Imaginez un enfant de
Cherchell, Ténès ou Bône, obligé de prendre le train chaque jour,
matin et soir pour effectuer le trajet domicile-travail et
travail-domicile, lui qui se rendait à l’école, à l’atelier ou
au bureau en flânant. Imaginez le changement de sa vie !
Imaginez-vous à sa place et
en conscience, mesurez la dose de patience qui lui a fallu pour ne
pas « péter un plomb » dans un pays où il se sentait totalement
étranger hormis la langue. Imaginez son désarroi lorsque, du fin
fond de son désespoir, il dût relever la tête et continuer, vaille
que vaille, à vivre en honnête homme alors qu’il n’avait plus
rien à perdre et qu’une vie d’aventures lui tendait les bras. Il
eut pu, à ce moment là, choisir la solution de facilité qui
consistait à se ranger du côté des voyous et vivre en marge d’une
société qui ne lui avait fait aucun cadeau.
Au lieu de ça, il s’est
levé chaque matin pour affronter une existence qui ne lui
correspondait pas, dans un pays inconnu, dans une ville inconnue, au
milieu d’une population inconnue, pour exercer la plupart du temps,
un métier différent de celui qu’il aimait.
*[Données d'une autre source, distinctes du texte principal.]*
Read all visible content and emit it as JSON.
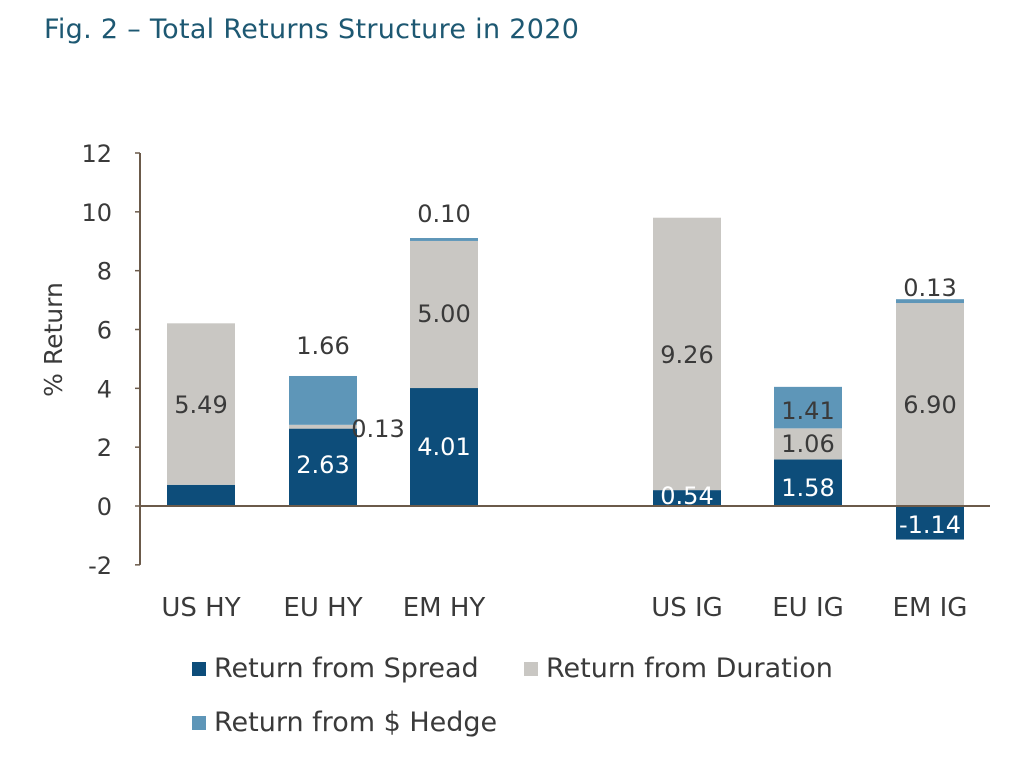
{
  "title": "Fig. 2 – Total Returns Structure in 2020",
  "colors": {
    "spread": "#0d4d7a",
    "duration": "#c9c7c3",
    "hedge": "#5e96b8",
    "axis": "#6b5a4a",
    "text": "#3a3a3a",
    "title": "#1d5872"
  },
  "chart_data": {
    "type": "bar",
    "stacked": true,
    "title": "Fig. 2 – Total Returns Structure in 2020",
    "xlabel": "",
    "ylabel": "% Return",
    "ylim": [
      -2,
      12
    ],
    "yticks": [
      -2,
      0,
      2,
      4,
      6,
      8,
      10,
      12
    ],
    "categories": [
      "US HY",
      "EU HY",
      "EM HY",
      "US IG",
      "EU IG",
      "EM IG"
    ],
    "series": [
      {
        "name": "Return from Spread",
        "values": [
          0.72,
          2.63,
          4.01,
          0.54,
          1.58,
          -1.14
        ],
        "labels": [
          "0.72",
          "2.63",
          "4.01",
          "0.54",
          "1.58",
          "-1.14"
        ]
      },
      {
        "name": "Return from Duration",
        "values": [
          5.49,
          0.13,
          5.0,
          9.26,
          1.06,
          6.9
        ],
        "labels": [
          "5.49",
          "0.13",
          "5.00",
          "9.26",
          "1.06",
          "6.90"
        ]
      },
      {
        "name": "Return from $ Hedge",
        "values": [
          0,
          1.66,
          0.1,
          0,
          1.41,
          0.13
        ],
        "labels": [
          "",
          "1.66",
          "0.10",
          "",
          "1.41",
          "0.13"
        ]
      }
    ],
    "grid": false,
    "legend_position": "bottom"
  }
}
Imaginez cela mais imaginez
réellement, en essayant, dans la mesure du possible, de vous mettre
à sa place, en forçant une imagination qui, la plupart du temps, ne
travaille que dans le sens du positif. Car imaginer ne vous entraine
jamais vers la douleur à moins que vous soyez masochiste. Qui peut
de nos jours imaginer le désespoir, la perte de son pays, de sa
ville natale, de ses amis, de sa famille ? Qui peut imaginer vivre
cela ? On imagine toujours une vie meilleure, un gros lot qui
tomberait du ciel, un voyage que l’on ne fera jamais, la réussite
pour son entourage, mais comment imaginer la déchéance, comment
imaginer le déracinement, l’isolement dans une ville et même dans
un immeuble où le voisinage n’a pas droit de citer, comment,
comment, comment ?
Nous sommes à présent en
2012. Tant d’années sont passées sur nos vies d’adolescent.
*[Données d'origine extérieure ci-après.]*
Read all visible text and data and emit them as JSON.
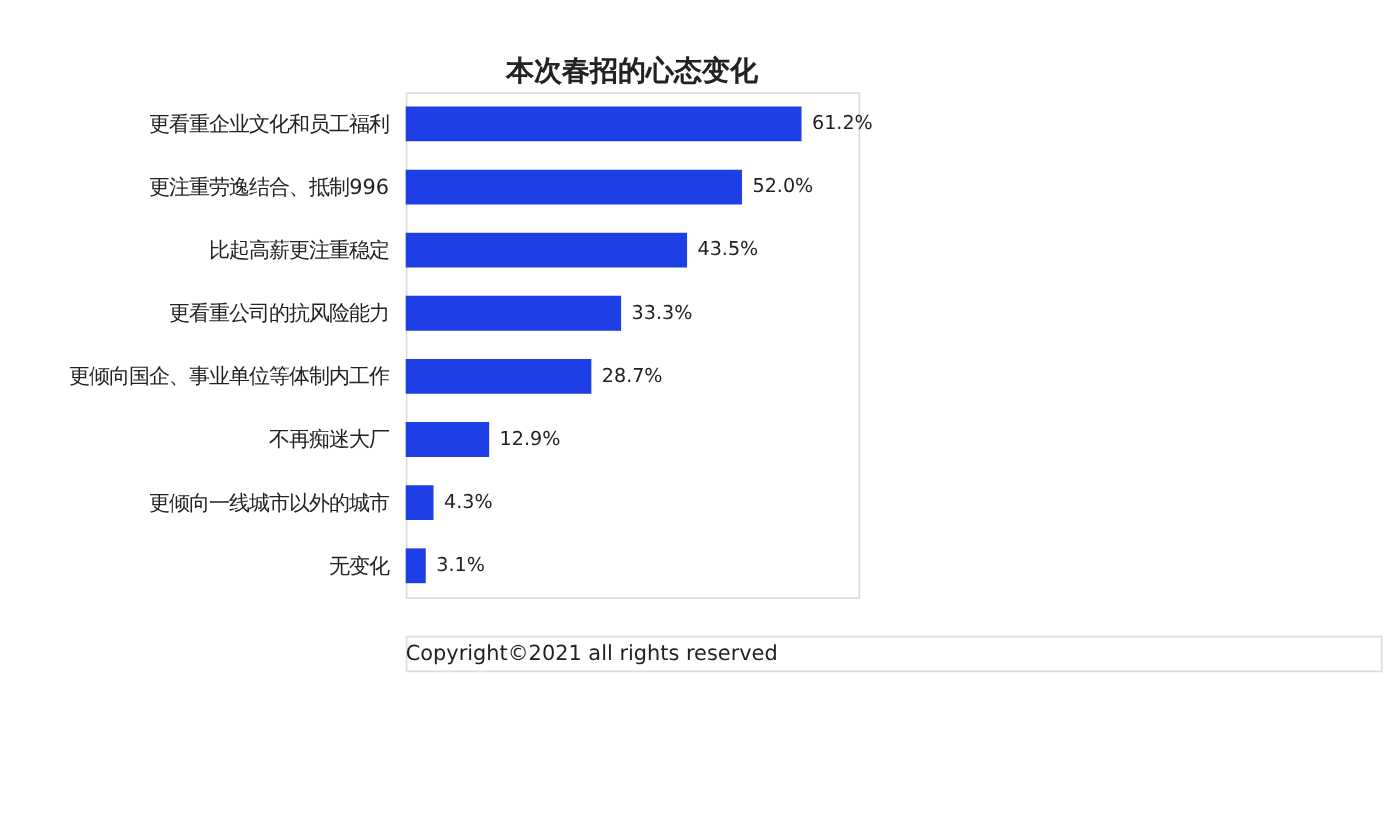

Tant des nôtres sont partis rejoindre l’infini. Tant de larmes se
sont asséchées dans un désert d’indifférence que le combat pour
la mémoire des français d’Algérie semble perdu d’avance. C’est
pourtant un combat sans arme, loin de toute polémique et surtout
loin de cette politique qui assombrit bien des pensées. Mais je ne
me résigne pas au défaitisme et, coûte que coûte, je mènerais ce
combat. Tant pis s’il est perdu d’avance. Il me tient à cœur de
raconter avec mes modestes moyens l’histoire de ces hommes et ces
femmes que la France a déshérités mais qui ont retroussé les
manches et ont lutté contre l’adversité avec une pugnacité digne
de leurs ancêtres.
Tout recommencer, tout
reconstruire sous des cieux moins cléments, sans l’aide de
quiconque, avec comme seul soutien une force de caractère à
soulever des montagnes. Certains s’en sont allés rejoindre le
jardin de l’éternité, abandonnant leurs frères pieds noirs trop
occupés à maintenir la tête hors de l’eau pour s’apercevoir de
leur détresse et leur venir en aide. Ils s’ont partis sans bruit,
lassés d’une vie qui ne leur ressemblait plus, sans attache, sans
famille, sans ami, loin de la vie d’avant où tout était possible,
où tout semblait linéaire aux côtés de gens qu’ils côtoyaient
tous les jours, auxquels ils ressemblaient dans leurs aspirations et
leurs comportements. D’autres, à l’environnement plus attentif
ou plus présent, ont relevé le défi de se refaire une santé
malgré les obstacles d’une vie sans repère. Des réussites
extraordinaires les plus inattendues aux descentes aux enfers les
plus vertigineuses, les gens d’Algérie se sont comportés
vaillamment en conservant au fond du cœur cette flamme que nul vent
n’a pu faire vaciller car elle était soutenue par une joie de
vivre qui, même au plus fort de la tempête, ne s’est jamais
démentie. Cette joie de vivre se constate à chaque réunion de
famille si rare de nos jours alors qu’elles étaient le
dénominateur commun d’un peuple dont l’éclat de rire était le
son le plus répandu dans chaque ville, dans chaque village, dans
chaque maison, café ou salon de coiffure, ces paradis de l’amitié
omniprésente de l’enfance au cimetière.